Can you see the paradox already? On the one hand, the Torah warns us not to intermingle with the nations around us, yet at the same time, as part of our collective mission to be “a light unto the nations”, we are meant to teach them about G-d and morality! How does that work? Are we to be inclusive or exclusive? Surely we can’t be both!
We can resolve this paradox with the help of a teaching of the Mahara’’l of Prague, the great 16th- century Torah scholar, philosopher and mystic.
He writes in Netzach Yisrael (Chapter 25) that the nations of the world are compared to water, as it says, “release me and rescue me from great waters, from the hand of strangers” (Psalms 144:7), whereas the Jewish people - and the Torah that defines them - are compared to fire, as it says, “from His right hand He presented the fiery Torah to them” (Deuteronomy 33:2).
When fire and water come together, the water will extinguish the fire unless there is a separation (e.g. metal barrier) between them. Once the separation is between them, the fire will now be able to heat up the water and bring it to a boil.

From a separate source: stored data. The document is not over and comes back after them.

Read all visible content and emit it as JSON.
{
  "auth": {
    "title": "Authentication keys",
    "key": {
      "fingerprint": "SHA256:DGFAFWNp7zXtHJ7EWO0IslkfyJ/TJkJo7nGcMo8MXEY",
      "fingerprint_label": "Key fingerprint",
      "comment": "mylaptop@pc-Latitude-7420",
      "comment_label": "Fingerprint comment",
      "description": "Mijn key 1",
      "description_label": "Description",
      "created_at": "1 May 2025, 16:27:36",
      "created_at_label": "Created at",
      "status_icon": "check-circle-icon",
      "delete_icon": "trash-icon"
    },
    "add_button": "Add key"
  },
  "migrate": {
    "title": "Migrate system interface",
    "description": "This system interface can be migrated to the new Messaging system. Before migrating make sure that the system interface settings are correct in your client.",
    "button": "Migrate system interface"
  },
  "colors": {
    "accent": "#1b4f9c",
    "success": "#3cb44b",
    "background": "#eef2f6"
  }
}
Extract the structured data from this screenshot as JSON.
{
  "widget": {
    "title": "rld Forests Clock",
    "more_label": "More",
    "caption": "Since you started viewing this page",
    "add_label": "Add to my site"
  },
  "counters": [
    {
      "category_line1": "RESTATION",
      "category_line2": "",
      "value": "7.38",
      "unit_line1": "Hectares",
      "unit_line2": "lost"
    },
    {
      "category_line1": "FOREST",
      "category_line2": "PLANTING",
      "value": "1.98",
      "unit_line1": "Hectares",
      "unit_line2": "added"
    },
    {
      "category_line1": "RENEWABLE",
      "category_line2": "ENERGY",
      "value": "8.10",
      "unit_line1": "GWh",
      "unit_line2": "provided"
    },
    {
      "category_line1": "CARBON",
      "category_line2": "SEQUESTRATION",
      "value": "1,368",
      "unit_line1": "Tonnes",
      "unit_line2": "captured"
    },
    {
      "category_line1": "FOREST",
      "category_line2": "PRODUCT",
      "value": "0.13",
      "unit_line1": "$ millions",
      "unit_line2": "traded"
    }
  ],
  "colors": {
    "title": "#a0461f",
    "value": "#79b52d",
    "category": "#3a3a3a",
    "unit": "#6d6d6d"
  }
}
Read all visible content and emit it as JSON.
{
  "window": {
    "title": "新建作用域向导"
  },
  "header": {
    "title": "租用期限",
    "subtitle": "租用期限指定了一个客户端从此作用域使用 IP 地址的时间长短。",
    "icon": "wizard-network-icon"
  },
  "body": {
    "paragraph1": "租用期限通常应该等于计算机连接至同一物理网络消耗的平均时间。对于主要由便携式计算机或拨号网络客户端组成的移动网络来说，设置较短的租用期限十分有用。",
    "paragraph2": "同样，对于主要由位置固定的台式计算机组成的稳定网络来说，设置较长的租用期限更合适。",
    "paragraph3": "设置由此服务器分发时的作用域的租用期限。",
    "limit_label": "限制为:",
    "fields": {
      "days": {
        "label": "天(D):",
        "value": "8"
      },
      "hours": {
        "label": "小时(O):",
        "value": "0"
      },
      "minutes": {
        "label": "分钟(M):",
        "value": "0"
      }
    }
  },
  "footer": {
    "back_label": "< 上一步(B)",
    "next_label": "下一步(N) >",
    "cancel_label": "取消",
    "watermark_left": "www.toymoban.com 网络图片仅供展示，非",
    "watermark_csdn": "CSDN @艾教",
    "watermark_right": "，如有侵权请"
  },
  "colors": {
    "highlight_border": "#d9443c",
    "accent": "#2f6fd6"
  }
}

So, too, explains the Mahara”l, it is with the Jewish people and the nations of the world. Our collective mission as Jews is to “heat up” and ignite the world with a passion for G-d and His laws of universal morality. This we can accomplish even as we remain separate and distinct from our non-Jewish neighbors - by being shining role models for what it means to live a religious, G-d-centered, and meaningful life.
But if we attempt to remove the barrier between us and we get too close to the nations around us, we are in danger of our fire being extinguished by the waters of assimilation and intermarriage, and we will then fail in our mission to be a much-needed light unto the nations.
May we all merit to fulfill our collective mission as the Jewish people and to bring the rest of the world closer to G-d. Amen.